しかし、フランクフルトの南約40マイルにある、ここビブリスに停止している原子炉を2基所有している、ドイツの電力会社大手のRWEのCEOであるユルゲン・グロースマンは、懐疑的な見方を示した。「ドイツは、とても性急な決定で、私たち自身を実験台にしようと決めたのです」と彼は言った。「技術的な議論をしないように政治が口封じをしているんですよ」。
原発をめぐる計算
原発廃止の計画を作ったドイツ人は、ドイツが再生可能エネルギーの分野で著しい進歩を遂げるだろうということを主たる理由にして、原子力エネルギーなしでやって行けるだろうと思ったのだった。再生可能エネルギーは、現在、ドイツの発電量の17%を占めるのだが、この数字は10年間で2倍になるだろうとドイツ政府は見積っている。ヨーロッパのエネルギー事情をモニタリングしている団体によれば、海上の風力タービンが全速力で回る日に、ドイツは消費している以上の電力を再生可能エネルギー源から産み出しているのだという。
ドイツは「再生可能電力に関するみんなの期待の上を行ってますよ」とヴァッロ氏は述べ、再生可能電力が費用効果的でかつ信頼性のあるものになりうることを示してくれた。
ドイツは、原子炉を閉鎖するまで、ヨーロッパ有数のエネルギー輸出国だった。
今年が始まる時点で、既存の発電所から合計で133ギガワットの発電量が見込めたので、「原子力発電所を停止してもよいだけの膨大な電力の余裕が実際あったのです」と、ドイツ連邦環境庁の長官で、エネルギーと環境に関してはトップともいえる政策立案者の一人であるハリー・レーマンは、彼が立案にたずさわったロード・マップについてそう述べた。ドイツは、約80ギガワットの平均的な国内需要を満たすために、約90.5ギガワットの発電量を必要としている。だから、原子力の寄与分である25ギガワットがなくても痛くはないのだ―――少なくとも国内だけを考えるならば、そうである。
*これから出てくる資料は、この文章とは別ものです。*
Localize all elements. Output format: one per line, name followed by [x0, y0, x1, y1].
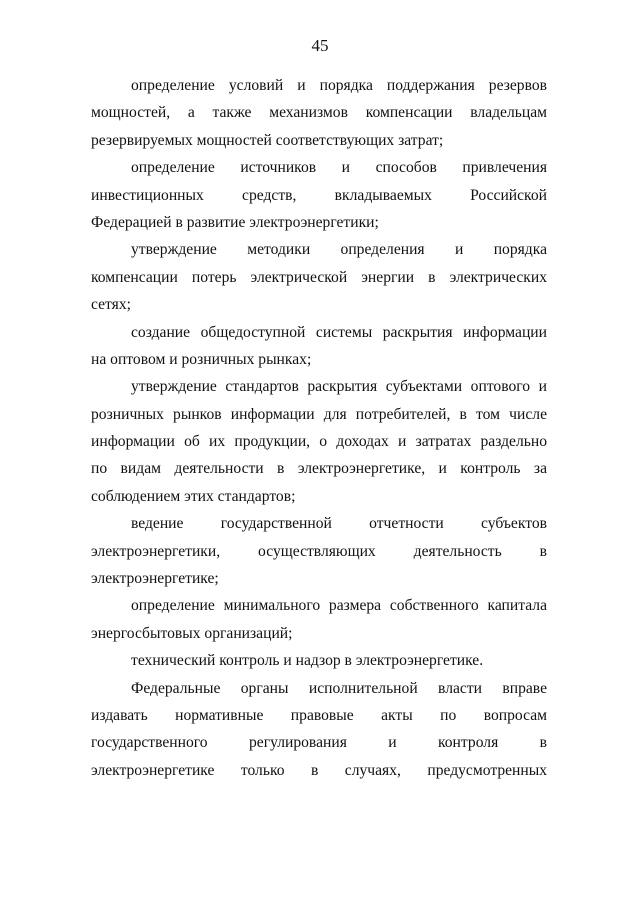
- text-line: информации об их продукции, о доходах и затратах раздельно: [91, 433, 547, 451]
- text-line: ведение государственной отчетности субъектов: [131, 515, 547, 533]
- text-line: энергосбытовых организаций;: [91, 624, 293, 642]
- paragraph: [91, 675, 547, 785]
- text-line: инвестиционных средств, вкладываемых Российской: [91, 186, 547, 204]
- paragraph: [91, 319, 547, 374]
- text-line: электроэнергетики, осуществляющих деятельность в: [91, 542, 547, 560]
- text-line: определение минимального размера собственного капитала: [131, 597, 547, 615]
- text-line: на оптовом и розничных рынках;: [91, 350, 312, 368]
- text-line: резервируемых мощностей соответствующих затрат;: [91, 131, 444, 149]
- text-line: государственного регулирования и контроля в: [91, 734, 547, 752]
- text-line: компенсации потерь электрической энергии в электрических: [91, 268, 547, 286]
- paragraph: [91, 592, 547, 647]
- text-line: определение источников и способов привлечения: [131, 159, 547, 177]
- text-line: технический контроль и надзор в электроэнергетике.: [131, 652, 484, 670]
- text-line: утверждение стандартов раскрытия субъектами оптового и: [131, 378, 547, 396]
- text-line: электроэнергетике только в случаях, предусмотренных: [91, 761, 547, 779]
- paragraph: [91, 72, 547, 154]
- text-line: определение условий и порядка поддержания резервов: [131, 77, 547, 94]
- text-line: мощностей, а также механизмов компенсации владельцам: [91, 104, 547, 122]
- paragraph: [91, 236, 547, 318]
- text-line: утверждение методики определения и порядка: [131, 241, 547, 259]
- text-line: соблюдением этих стандартов;: [91, 487, 296, 505]
- text-line: создание общедоступной системы раскрытия информации: [131, 323, 547, 341]
- text-line: Федерацией в развитие электроэнергетики;: [91, 213, 379, 231]
- document-body: [91, 72, 547, 784]
- paragraph: [91, 510, 547, 592]
- paragraph: [91, 373, 547, 510]
- text-line: сетях;: [91, 296, 131, 314]
- text-line: электроэнергетике;: [91, 570, 219, 588]
- text-line: по видам деятельности в электроэнергетике, и контроль за: [91, 460, 547, 478]
- text-line: Федеральные органы исполнительной власти вправе: [131, 679, 547, 697]
- paragraph: [91, 154, 547, 236]
- text-line: розничных рынков информации для потребителей, в том числе: [91, 405, 547, 423]
- page-number: 45: [311, 36, 329, 55]
- paragraph: [91, 647, 547, 674]
- text-line: издавать нормативные правовые акты по вопросам: [91, 706, 547, 724]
用心のために、ドイツ政府の計画は、2020年までに天然ガスと石炭火力発電によって23ギガワットを新たに作り出すことを求めている。それはなぜか? それは、大気が穏やかであったり曇っている場合、再生可能エネルギーによる発電が最大電力を供給できないからだし、電力を蓄積したり輸送する能力には、現在の技術では限界があるからだ、とエネルギーの専門家は言う。
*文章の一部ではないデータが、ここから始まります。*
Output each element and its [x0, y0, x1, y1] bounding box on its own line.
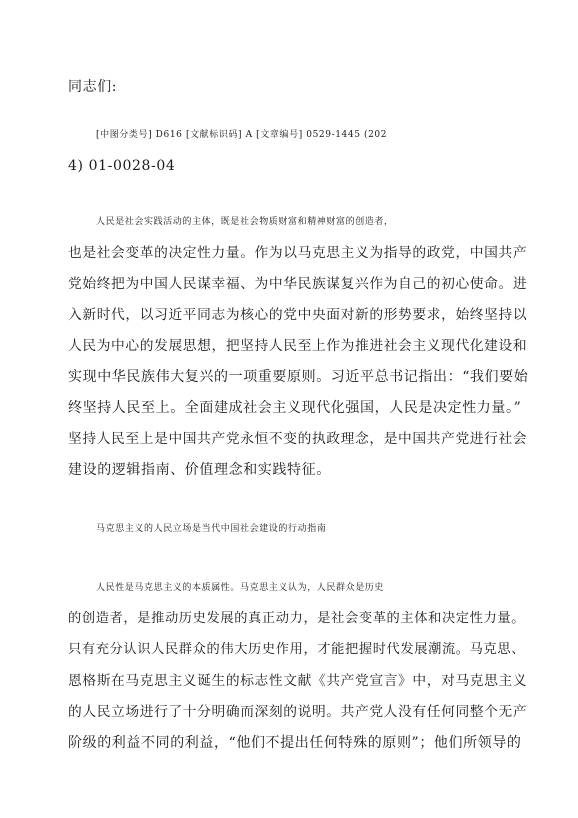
paragraph-1-line-8: 坚持人民至上是中国共产党永恒不变的执政理念，是中国共产党进行社会	[68, 431, 528, 447]
paragraph-2-line-3: 只有充分认识人民群众的伟大历史作用，才能把握时代发展潮流。马克思、	[68, 642, 526, 657]
paragraph-2-line-5: 的人民立场进行了十分明确而深刻的说明。共产党人没有任何同整个无产	[68, 704, 528, 720]
paragraph-2-line-6: 阶级的利益不同的利益，“他们不提出任何特殊的原则”；他们所领导的	[68, 735, 522, 751]
section-heading: 马克思主义的人民立场是当代中国社会建设的行动指南	[96, 524, 327, 534]
paragraph-2-line-1: 人民性是马克思主义的本质属性。马克思主义认为，人民群众是历史	[96, 583, 385, 593]
paragraph-1-line-6: 实现中华民族伟大复兴的一项重要原则。习近平总书记指出：“我们要始	[68, 369, 529, 385]
paragraph-1-line-5: 人民为中心的发展思想，把坚持人民至上作为推进社会主义现代化建设和	[68, 338, 528, 354]
paragraph-1-line-9: 建设的逻辑指南、价值理念和实践特征。	[68, 462, 331, 478]
paragraph-1-line-3: 党始终把为中国人民谋幸福、为中华民族谋复兴作为自己的初心使命。进	[68, 276, 528, 292]
paragraph-1-line-7: 终坚持人民至上。全面建成社会主义现代化强国，人民是决定性力量。”	[68, 400, 522, 416]
paragraph-2-line-4: 恩格斯在马克思主义诞生的标志性文献《共产党宣言》中，对马克思主义	[68, 673, 528, 689]
paragraph-1-line-2: 也是社会变革的决定性力量。作为以马克思主义为指导的政党，中国共产	[68, 245, 528, 261]
classification-line-2: 4) 01-0028-04	[68, 158, 176, 174]
salutation: 同志们:	[68, 79, 118, 95]
paragraph-1-line-4: 入新时代，以习近平同志为核心的党中央面对新的形势要求，始终坚持以	[68, 307, 528, 323]
paragraph-1-line-1: 人民是社会实践活动的主体，既是社会物质财富和精神财富的创造者，	[96, 217, 394, 227]
paragraph-2-line-2: 的创造者，是推动历史发展的真正动力，是社会变革的主体和决定性力量。	[68, 611, 526, 626]
classification-line-1: [中图分类号] D616 [文献标识码] A [文章编号] 0529-1445 (202	[96, 130, 388, 140]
新しい石炭や天然ガスによる発電所は、現在のところもっともクリーンな技術を使用しているから、気候変動を悪化させることはないはずだ、と政府高官は言う。なぜなら、ドイツの発電所はヨーロッパの炭素取引システムに組み込まれることになるだろうし、そのシステムでは、許容される排出量の上限を超える発電所は、環境にやさしい活動をしている企業からカーボン・クレジットを買い取らなければならず、それによって環境のバランスは保たれるからなのである。